The project “Oceans Without Borders“, created by the  hotel group andBeyond, reaches from Mnemba to Vamizi and Benguerra island, both in Mozambique, covering 2 000 kilometres of wild coastline. Just like the rhino scheme “Rhinos Without Borders“ is committed to biodiversity on land, Tessa’s island hopping is dedicated to saving biodiversity in the Indian Ocean. 

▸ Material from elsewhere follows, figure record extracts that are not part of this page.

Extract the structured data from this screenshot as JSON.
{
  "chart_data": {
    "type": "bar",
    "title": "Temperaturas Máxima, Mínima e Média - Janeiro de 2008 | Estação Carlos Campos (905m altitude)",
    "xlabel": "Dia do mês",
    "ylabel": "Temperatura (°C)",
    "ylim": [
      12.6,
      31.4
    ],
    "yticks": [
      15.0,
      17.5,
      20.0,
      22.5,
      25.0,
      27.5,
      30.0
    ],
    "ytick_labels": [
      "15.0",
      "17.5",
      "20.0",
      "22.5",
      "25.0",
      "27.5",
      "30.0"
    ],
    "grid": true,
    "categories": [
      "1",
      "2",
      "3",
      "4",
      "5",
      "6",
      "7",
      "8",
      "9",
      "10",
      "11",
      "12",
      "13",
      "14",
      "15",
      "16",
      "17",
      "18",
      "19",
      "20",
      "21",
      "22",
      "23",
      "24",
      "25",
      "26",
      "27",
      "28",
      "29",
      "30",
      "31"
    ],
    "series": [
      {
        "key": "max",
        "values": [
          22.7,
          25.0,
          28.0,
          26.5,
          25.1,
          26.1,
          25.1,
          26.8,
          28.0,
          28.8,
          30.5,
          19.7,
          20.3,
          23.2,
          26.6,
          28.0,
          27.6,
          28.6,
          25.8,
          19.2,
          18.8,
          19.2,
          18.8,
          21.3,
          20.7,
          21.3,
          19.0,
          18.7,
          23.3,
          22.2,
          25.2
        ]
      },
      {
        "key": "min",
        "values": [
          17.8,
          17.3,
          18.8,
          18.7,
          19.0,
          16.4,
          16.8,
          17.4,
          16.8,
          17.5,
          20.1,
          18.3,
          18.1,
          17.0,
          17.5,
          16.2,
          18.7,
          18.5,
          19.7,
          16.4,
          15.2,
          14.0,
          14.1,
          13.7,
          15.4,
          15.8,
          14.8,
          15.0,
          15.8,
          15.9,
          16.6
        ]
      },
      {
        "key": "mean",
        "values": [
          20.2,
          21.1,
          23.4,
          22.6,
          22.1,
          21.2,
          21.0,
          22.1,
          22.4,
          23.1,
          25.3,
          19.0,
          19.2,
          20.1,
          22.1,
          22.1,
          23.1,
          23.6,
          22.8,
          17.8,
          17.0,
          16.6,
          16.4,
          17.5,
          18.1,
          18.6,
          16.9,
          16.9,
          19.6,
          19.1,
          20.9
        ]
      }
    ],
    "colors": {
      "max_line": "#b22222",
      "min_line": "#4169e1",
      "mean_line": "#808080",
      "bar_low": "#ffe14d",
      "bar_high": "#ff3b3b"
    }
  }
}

Three hours a day Tessa spends in the seas. She was born in the landlocked town of Nelspruit, schooled in Pretoria and has studied in Australia. Now she controls reefs and records routes of sharks especially near Vamizi island where one of the oldest and healthiest reefs in the world is located. She has long confirmed the warnings of fellow international experts: “Rapidly rising concentrations of carbon dioxide warm-up oceans causing the decay of coral. Seven million tons of plastic garbage end-up in the sea annually.” 

Another danger the South African environmentalist and researcher is worried about: offshore natural gas and oil discoveries. “A big threat to the fragile flora in the Indian Ocean,“warns the marine biologist. In Mnemba she recently has taught fishermen to snorkel and, thus, enjoy the underwater world with new eyes. She swims with local kids but often wishes away snorkelling tourists. “50 boats per day for one reef are just too much.” 

The tiny oval-shaped atoll in the Zanzibar archipelago testifies to growing green awareness. For islands as much as for the entire world the choice is: It’s going under – or waking up!